Bohemian mempersembahkan pertunjukan musik akustik dengan gitar bolong dan satu set drum kecil yang dimainkan seorang siswa lainnya. Sebagaimana yang memang senang ia mainkan, alat musik itu dianggap sebagian orang sebagai penunjang pesona seorang pria di mata para wanita. Konon.

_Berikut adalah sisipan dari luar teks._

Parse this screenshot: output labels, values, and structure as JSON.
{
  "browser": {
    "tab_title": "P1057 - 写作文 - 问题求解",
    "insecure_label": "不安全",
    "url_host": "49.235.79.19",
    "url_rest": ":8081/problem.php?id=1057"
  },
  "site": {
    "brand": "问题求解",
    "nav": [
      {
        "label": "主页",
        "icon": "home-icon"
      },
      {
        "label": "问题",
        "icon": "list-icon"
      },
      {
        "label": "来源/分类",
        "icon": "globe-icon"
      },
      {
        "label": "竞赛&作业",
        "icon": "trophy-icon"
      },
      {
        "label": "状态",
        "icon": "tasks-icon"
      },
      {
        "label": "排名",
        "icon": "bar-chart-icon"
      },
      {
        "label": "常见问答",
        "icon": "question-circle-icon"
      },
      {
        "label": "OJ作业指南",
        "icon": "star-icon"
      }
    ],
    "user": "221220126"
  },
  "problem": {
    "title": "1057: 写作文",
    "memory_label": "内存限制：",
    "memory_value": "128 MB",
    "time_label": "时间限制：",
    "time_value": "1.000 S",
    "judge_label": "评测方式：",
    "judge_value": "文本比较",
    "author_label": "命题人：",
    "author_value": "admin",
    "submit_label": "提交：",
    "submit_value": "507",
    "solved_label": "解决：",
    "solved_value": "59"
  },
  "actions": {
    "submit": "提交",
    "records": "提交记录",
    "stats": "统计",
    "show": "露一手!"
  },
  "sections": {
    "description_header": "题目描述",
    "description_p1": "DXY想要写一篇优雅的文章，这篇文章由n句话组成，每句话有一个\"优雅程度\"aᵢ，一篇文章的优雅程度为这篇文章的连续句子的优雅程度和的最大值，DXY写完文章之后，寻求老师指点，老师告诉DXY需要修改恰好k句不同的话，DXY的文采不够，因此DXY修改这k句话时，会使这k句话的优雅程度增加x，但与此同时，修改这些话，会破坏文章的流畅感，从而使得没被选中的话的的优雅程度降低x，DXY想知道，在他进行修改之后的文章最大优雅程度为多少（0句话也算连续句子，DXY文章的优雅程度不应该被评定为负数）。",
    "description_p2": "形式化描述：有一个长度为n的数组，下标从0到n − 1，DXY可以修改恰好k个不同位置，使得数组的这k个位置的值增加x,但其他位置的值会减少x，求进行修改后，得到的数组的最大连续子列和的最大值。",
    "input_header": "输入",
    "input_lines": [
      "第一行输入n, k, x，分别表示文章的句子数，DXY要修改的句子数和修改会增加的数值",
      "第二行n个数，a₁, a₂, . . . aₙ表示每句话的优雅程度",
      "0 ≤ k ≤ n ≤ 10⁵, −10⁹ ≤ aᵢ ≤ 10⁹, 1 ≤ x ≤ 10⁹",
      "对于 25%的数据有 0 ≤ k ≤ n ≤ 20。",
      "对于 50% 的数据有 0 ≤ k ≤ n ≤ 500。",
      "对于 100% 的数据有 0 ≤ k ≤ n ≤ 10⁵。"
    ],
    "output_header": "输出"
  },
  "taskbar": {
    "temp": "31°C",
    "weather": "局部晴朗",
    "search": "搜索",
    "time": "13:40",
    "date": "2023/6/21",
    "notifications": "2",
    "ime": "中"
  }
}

“Cewek itu suka sama cowok yang main gitar, Yan,” ujar Yudi teman sebangkunya saat sedang berlangsung jam pelajaran matematika. Perlu diketahui pengajar matematikanya ialah Pak Sugeng “sang monster”. Demikian siswa SMA Tunas Bangsa menjuluki. Tak satu pun siswa yang pernah terjauhkan dari “aumannya”. Lebih-lebih Bohemian, siswa paling pelamun di kelas. Persis usai Yudi menyatakan kalimat yang seakan telah menjadi sebuah aforisma itu pikiran Bohemian bersafari di alam khayal. Membayangkan bagaimana suasana ketika dirinya berada di sebuah padang sejuk di bawah pohon nan rindang ia memetik dawai-dawai dengan merdunya, kemudian sang gadis idaman pun menghampiri dan berdecak kagum. Sampai penghapus papan tulis meluncur ke arah jidadnya-- Bohemian kembali di kelas matematika Pak Sugeng dengan jantung berdentum.

Ia dihukum, lari mengelilingi lapangan basket 10 kali, karena lamunannya.

Pak Sugeng mengawasi sampai separuh “lap”. Bohemian pun tak mau kalah, ia melirik setiap langkahnya sampai di sudut lapangan yang berada di depan kelasnya. Keduanya saling mengawasi. Bukan tak beralasan, Mata Bohemian melirik hanya untuk memastikan Pak Sugeng masih di ambang pintu kelas ataukah beranjak masuk. Dan ketika separuh “lap” telah dilaluinya ia berhenti. Lalu diam-diam meninggalkan hukuman itu—pulang ke rumah.

**

"Sekarang panggung-panggung itu diisi tarian impor"

Beruntung ayah Bohemian bukan seorang polisi pamong praja. Ia hanya sedikit terkejut saat anaknya membuat gerbang rumahnya berderit dan terdorong ke dalam. Semula ia yang tengah terpaku pada tanaman cangkokannya sontak beringsut menghampiri bocah berseragam SMA yang juga tengah bergegas menghampiri sang ayah.

“Secepat ini?” Raut muka ayahnya menggambarkan kebingungan namun Bohemian justru nampak bersemangat. “Ini masih jam 9,” ujar ayahnya setelah melirik jam dinding yang terpampang di sisi luar rumah. Di sana jam dinding itu tidak sendiri. Terdapat beberapa ornamen yang sengaja dipajang oleh ayah Bohemian antara lain lukisan alam pegunungan dan alat musik seperti biola dan gitar yang sudah tidak terpakai.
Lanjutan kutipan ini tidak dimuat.